Toronto real estate lawyer Lisa Laredo says the mortgage document did not contain any recital that it was a first mortgage and merely stated the mortgagor is the registered owner.

“Because the mortgage was not a fraudulent instrument, the mortgagee could rely upon the state of the title register, which showed no prior mortgages,” says Laredo, who was not involved in the case.

As such, the court ruled the CIBC was the proper first mortgage and had priority over Computershare.

“I do not doubt that the Lowtans perpetrated a fraud on CIBC and Secure Capital, by concealing from them, at the time they entered into the respective mortgage agreements, the existence of the Computershare mortgage,” Justice Michael Dambrot wrote in the Divisional Court decision.

“But that is not enough to make the Lowtans ‘fraudulent persons.’ To be fraudulent persons in this circumstance, the Lowtans had to have knowingly and falsely held themselves out, in the two mortgages, to be the registered owners of the estate of interest in the land affected by the mortgages.”

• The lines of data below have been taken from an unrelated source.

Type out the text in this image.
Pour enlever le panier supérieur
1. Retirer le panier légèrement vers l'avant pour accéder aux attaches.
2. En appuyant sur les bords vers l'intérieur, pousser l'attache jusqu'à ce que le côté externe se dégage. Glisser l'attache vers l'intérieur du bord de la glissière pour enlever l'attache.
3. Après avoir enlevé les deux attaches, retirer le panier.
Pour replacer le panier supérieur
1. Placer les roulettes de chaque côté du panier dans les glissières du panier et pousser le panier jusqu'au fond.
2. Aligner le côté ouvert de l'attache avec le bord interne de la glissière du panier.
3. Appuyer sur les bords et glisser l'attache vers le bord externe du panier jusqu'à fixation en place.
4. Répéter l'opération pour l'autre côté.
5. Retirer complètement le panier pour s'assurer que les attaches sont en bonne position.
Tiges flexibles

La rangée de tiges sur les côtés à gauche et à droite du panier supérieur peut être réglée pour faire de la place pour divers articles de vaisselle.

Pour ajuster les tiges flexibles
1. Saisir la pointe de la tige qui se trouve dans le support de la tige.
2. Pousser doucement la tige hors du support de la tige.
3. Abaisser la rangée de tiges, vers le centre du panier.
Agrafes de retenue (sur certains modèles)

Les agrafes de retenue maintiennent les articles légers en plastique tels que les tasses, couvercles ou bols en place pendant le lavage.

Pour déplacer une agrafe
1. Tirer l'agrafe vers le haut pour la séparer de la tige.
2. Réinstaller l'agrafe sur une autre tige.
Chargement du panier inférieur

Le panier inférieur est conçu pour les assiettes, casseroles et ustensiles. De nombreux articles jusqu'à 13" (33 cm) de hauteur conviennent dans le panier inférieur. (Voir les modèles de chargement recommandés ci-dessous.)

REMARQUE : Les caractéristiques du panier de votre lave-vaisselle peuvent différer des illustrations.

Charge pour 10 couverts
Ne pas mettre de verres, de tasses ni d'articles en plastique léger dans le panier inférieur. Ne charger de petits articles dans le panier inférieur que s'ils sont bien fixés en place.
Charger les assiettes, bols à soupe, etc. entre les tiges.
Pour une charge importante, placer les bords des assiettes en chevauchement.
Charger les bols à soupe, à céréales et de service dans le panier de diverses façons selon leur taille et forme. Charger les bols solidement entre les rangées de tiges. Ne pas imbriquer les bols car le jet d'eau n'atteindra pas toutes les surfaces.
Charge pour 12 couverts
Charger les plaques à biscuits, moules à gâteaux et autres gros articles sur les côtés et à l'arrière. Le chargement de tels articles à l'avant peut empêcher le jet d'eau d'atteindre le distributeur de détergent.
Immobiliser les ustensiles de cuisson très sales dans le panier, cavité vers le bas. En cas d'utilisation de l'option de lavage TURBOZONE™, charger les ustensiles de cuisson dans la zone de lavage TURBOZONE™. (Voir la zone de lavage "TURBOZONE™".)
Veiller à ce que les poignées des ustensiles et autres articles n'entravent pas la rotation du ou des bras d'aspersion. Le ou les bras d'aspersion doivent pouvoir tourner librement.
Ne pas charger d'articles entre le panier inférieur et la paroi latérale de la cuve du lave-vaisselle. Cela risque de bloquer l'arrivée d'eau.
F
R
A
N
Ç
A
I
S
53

Dambrot added that as the Lowtans were the true owners of the property, their ownership was properly registered, and as such the CIBC and Secure Capital mortgages could not be fraudulent.

“The error is plainly seen, goes to the root of the challenged finding of fact and is sufficiently significant to vitiate it,” Dambrot wrote.

As property values have risen over the last decade, so has the number of people who refinance their homes, says Frydenberg.

This has led to an increase of mortgages and discharges on titles, he says.

“So the implication of this decision would be that you can’t even accept at face value any of those prior discharges if so much as one of them might have been procured in a fraudulent manner, such as was done in this particular case; you may be stuck and be subordinate to that prior mortgagee’s interest,” says Frydenberg, of the application judge’s decision.

Lawyer Christos Papadopoulos, who represented Computershare, did not respond to requests for comment.